Le cœur du texte, c’est que les compagnies comme OpenAI, Anthropic ou Google vont devoir faire auditer leurs modèles par des tiers indépendants. Fini l’auto-certification à la cool, les petits fours et les déclarations sur l’honneur. Là, on parle de contrôles externes, avec des standards de sécurité bien balisés. Ce n’est plus de la dentelle industrielle, c’est de la régulation avec des dents.
Alors oui, la loi n’a pas encore été signée, mais le gouverneur a dit OK. Et les détails techniques montrent qu’ils ont pigé le sujet : pas de vague promesse de transparence, mais des obligations concrètes de faire vérifier ses bébés par quelqu’un qui ne touche pas de salaire de la boîte.

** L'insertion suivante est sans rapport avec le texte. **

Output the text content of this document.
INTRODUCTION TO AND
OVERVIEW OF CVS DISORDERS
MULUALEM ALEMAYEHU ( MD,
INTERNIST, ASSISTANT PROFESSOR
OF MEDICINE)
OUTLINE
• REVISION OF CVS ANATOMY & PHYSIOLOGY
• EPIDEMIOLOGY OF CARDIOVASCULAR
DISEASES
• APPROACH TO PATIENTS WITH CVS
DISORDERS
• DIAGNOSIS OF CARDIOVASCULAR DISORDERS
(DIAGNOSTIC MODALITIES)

Bien sûr, les grands labs vont gueuler. On va ressortir le refrain habituel : « ça va tuer l’innovation », « on va perdre la course face à la Chine », « les régulateurs ne comprennent rien à la tech ». Sauf que l’Illinois vient de montrer qu’on peut légiférer sans être un expert en backpropagation. Et franchement, entre une IA qui hallucine des procédures médicales et une loi qui demande à ce qu’on vérifie qu’elle ne risque pas de tuer, mon choix est vite fait.
Reste à voir si les autres États suivront le mouvement, ou si les lobbyistes de la Silicon Valley réussiront à noyer le texte dans les limbes juridiques. Mais pour l’instant, l’Illinois mène la danse. Et ça, c’est une nouvelle qui mérite qu’on lève son verre. Ou qu’on lance un audit.